I think there's a server bug that can cause this, but I've been unable to find a way for the client to tickle it in practice: https://lore.kernel.org/linux-nfs/c0fe2b35900938943048340ef70fc12282fe1af8.1691160604.git.bcodding@redhat.com/T/#u Sure would be nice to see a wire capture of the client being able to get into this state. In a different report of this problem (bug 2217103), the client had 75k delegations and multiple network partitions, but we aren't able to examine the server's state or see what happened on the wire to create this situation.
(In reply to Frank Ch. Eigler from comment #0) > Once the condition begins, there appears to be no > stopping it, even with a server reboot. A client reboot does fix things > right up, unsurprisingly. :-) Oh, nevermind on comment 14. A server reboot should fix the problem that the patch in comment 14 also fixes.

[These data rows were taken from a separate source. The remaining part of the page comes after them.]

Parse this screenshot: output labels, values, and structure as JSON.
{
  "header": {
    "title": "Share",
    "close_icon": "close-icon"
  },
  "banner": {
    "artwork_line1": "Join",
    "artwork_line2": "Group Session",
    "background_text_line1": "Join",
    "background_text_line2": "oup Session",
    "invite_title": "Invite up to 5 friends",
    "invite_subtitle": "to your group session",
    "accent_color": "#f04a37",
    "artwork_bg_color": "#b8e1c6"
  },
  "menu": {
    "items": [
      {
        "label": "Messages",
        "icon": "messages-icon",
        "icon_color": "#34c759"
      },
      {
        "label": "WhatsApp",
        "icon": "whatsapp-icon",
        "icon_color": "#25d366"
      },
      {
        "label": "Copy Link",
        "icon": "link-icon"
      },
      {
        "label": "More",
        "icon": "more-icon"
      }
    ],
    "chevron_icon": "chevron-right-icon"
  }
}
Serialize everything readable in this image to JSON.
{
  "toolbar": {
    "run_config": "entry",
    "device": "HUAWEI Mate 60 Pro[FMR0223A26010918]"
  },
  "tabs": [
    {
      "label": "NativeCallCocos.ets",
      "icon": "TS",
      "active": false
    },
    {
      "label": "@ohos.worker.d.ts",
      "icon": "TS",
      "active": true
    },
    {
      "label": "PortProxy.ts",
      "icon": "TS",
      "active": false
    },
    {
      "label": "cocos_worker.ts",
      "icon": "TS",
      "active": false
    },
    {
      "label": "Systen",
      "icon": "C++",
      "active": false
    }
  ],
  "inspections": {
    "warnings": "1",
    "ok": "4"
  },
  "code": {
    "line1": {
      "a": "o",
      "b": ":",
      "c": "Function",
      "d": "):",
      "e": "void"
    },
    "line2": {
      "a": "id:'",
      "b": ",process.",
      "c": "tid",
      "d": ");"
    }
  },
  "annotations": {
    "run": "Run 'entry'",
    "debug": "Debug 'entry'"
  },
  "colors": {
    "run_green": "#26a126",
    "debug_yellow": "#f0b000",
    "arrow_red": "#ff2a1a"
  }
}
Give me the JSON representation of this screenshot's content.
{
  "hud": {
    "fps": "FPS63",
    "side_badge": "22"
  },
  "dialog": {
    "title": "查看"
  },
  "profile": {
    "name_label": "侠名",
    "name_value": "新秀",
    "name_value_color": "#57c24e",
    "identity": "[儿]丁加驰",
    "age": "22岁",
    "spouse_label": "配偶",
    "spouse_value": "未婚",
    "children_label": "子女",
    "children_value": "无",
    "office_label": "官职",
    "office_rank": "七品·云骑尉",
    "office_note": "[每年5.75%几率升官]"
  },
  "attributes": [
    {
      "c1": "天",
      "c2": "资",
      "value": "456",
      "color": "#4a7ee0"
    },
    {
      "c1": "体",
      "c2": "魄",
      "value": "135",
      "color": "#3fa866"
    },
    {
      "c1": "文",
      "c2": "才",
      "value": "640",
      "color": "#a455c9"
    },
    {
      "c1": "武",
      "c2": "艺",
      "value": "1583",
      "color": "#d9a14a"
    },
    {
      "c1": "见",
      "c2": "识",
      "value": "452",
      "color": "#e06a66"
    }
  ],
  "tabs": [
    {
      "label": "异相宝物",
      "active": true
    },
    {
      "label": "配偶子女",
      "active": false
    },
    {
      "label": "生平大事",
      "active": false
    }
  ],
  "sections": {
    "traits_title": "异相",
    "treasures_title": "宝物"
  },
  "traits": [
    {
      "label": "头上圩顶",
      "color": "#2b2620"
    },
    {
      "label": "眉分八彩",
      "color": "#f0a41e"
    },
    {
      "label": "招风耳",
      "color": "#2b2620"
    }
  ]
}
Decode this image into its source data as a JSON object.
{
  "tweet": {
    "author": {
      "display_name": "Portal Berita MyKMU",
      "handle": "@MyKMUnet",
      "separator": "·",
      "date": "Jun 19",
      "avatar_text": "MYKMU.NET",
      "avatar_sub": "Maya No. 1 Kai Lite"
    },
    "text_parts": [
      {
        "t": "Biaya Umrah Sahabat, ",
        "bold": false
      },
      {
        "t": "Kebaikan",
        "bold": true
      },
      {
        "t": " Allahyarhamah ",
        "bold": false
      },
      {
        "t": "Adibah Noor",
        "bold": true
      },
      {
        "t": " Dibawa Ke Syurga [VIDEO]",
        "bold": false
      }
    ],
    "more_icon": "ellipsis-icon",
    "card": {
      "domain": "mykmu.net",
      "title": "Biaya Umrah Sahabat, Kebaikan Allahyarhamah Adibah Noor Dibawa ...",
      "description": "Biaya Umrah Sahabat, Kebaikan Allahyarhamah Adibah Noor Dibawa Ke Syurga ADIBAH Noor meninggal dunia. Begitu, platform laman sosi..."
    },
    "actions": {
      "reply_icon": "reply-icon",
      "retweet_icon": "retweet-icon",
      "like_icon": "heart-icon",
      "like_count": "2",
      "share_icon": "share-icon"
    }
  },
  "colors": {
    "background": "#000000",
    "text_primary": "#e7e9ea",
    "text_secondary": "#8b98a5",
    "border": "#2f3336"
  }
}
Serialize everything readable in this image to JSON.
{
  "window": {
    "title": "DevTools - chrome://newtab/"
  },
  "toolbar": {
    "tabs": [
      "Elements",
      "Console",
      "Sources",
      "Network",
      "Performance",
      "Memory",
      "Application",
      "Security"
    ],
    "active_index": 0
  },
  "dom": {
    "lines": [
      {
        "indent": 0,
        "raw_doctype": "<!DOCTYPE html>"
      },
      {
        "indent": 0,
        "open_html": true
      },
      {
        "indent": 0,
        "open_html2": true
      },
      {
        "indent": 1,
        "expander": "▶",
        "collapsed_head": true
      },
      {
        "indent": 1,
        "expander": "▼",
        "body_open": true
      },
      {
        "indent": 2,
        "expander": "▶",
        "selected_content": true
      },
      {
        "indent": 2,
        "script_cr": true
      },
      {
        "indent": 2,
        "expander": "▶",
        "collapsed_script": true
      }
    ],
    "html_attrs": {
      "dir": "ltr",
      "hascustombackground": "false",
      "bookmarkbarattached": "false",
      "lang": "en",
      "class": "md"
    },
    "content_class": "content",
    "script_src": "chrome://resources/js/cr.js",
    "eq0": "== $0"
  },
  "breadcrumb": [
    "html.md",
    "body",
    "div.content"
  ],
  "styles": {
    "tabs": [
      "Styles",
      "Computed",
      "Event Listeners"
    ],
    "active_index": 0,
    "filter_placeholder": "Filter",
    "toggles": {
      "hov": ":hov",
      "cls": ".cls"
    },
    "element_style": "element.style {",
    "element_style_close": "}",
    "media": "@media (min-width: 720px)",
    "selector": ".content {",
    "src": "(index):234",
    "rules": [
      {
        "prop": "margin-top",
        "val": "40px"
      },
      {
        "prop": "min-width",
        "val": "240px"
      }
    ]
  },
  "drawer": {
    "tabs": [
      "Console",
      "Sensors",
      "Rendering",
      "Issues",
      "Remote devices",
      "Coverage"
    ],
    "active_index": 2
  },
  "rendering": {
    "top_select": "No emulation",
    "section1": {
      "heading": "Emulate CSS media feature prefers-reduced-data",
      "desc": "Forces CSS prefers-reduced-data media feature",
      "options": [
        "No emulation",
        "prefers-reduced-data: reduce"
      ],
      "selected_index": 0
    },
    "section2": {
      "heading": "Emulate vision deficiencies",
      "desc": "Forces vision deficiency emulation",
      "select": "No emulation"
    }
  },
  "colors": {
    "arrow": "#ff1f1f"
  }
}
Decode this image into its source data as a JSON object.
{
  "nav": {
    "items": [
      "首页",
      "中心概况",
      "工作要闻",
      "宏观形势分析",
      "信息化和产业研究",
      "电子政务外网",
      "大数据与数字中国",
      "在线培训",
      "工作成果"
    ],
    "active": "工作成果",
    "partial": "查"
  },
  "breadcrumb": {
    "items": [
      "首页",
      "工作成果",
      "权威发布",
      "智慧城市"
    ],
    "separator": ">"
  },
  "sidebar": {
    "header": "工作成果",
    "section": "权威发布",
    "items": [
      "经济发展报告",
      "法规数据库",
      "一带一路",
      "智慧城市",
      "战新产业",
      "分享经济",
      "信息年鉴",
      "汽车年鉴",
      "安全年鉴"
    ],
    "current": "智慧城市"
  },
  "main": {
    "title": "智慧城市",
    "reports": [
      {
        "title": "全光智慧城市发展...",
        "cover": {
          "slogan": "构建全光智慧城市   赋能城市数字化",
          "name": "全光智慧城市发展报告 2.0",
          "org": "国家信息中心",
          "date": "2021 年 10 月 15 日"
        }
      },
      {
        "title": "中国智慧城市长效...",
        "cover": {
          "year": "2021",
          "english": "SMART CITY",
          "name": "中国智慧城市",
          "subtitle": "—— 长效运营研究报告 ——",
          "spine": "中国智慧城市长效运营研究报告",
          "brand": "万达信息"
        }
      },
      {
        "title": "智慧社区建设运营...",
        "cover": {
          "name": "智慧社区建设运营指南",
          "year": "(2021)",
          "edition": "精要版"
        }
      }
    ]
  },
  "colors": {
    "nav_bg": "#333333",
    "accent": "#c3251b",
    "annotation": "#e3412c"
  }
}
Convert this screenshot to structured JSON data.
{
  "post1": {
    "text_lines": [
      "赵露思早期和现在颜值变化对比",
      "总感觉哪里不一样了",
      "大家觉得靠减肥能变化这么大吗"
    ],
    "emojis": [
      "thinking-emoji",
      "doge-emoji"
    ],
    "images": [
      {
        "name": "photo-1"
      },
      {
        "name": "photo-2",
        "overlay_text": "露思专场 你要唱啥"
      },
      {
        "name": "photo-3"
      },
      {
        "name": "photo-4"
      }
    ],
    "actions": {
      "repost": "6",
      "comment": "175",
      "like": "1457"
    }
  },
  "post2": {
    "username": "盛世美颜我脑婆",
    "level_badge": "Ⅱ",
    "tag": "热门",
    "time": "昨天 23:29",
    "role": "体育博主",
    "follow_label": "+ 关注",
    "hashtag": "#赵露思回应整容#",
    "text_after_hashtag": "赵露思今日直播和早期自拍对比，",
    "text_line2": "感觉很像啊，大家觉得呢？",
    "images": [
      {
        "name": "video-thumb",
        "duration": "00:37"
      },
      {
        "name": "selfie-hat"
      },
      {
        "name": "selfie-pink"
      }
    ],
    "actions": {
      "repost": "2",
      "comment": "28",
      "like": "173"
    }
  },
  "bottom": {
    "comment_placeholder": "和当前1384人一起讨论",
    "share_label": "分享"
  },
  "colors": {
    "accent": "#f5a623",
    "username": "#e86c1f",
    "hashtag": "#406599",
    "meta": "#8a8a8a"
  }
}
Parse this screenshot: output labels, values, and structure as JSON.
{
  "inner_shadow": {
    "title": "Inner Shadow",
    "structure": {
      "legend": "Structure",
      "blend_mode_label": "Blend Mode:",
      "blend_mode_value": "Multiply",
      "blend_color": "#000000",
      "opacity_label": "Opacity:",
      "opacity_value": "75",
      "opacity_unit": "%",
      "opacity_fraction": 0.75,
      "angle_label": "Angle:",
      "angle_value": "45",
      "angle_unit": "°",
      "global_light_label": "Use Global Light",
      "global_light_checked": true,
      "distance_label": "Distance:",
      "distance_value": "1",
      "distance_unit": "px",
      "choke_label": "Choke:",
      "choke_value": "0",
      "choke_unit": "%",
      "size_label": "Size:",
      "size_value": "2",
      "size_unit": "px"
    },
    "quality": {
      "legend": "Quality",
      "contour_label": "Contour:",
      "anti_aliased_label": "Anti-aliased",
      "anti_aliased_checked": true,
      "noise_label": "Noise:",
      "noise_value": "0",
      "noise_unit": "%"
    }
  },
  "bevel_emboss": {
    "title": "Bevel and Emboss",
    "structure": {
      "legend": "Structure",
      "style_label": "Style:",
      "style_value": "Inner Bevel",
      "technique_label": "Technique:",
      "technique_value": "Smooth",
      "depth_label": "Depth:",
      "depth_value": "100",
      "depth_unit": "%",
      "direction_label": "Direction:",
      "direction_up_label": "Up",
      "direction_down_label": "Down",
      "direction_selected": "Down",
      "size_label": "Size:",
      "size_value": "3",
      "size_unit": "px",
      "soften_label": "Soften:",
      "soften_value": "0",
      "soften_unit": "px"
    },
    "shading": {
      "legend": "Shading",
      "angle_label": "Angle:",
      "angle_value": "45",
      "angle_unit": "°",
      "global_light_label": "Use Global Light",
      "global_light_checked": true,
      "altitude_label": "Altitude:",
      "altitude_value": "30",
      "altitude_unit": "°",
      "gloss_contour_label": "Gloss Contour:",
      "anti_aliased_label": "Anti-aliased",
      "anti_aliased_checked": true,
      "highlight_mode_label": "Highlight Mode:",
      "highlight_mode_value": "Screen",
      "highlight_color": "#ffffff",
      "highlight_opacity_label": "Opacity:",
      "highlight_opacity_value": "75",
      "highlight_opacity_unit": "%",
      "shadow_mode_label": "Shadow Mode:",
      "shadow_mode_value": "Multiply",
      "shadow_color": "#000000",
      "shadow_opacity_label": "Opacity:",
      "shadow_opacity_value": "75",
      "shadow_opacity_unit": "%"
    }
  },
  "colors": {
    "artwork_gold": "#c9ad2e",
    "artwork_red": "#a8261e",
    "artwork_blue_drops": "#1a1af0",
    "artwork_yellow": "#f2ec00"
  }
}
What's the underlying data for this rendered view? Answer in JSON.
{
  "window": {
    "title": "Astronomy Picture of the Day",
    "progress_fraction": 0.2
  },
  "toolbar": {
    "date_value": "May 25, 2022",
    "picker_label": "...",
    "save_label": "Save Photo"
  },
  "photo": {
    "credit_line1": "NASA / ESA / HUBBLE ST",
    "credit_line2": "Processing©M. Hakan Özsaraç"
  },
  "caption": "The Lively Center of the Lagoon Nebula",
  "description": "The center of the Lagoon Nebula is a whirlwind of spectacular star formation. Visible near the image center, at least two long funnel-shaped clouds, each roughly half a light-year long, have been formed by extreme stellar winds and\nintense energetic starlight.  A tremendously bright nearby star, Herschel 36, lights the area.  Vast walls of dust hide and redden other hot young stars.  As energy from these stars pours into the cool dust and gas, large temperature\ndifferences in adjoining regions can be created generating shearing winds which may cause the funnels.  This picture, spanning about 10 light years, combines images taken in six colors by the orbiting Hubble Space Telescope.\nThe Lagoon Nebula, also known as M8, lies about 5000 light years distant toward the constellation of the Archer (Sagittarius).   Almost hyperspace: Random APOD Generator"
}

The same or a related problem appears to be plaguing Fedora 39's nfs client. In a configuration where a RHEL9 nfs-server is dealing with a F39 nfs client, we're getting to a state where a kernel thread is spinning, and NFS traffic is slow. 6.6.4-200.fc39.x86_64 96.17% [kernel] [k] nfs_server_return_marked_delegations ◆ 1.49% [kernel] [k] nfs4_is_valid_delegation.part.0 ▒ 0.11% [kernel] [k] update_sd_lb_stats.constprop.0 ▒ 0.09% [kernel] [k] native_write_msr ▒ 0.07% [kernel] [k] cpuidle_enter_state ▒ 0.07% [kernel] [k] nfs_expire_unused_delegation_types ▒ 0.05% [kernel] [k] native_irq_return_iret ▒ 0.04% [kernel] [k] menu_select ▒
This should be fixed by upstream a9b8d90f8726 NFSv4: fairly test all delegations on a SEQ4_ revocation on v6.7 kernel.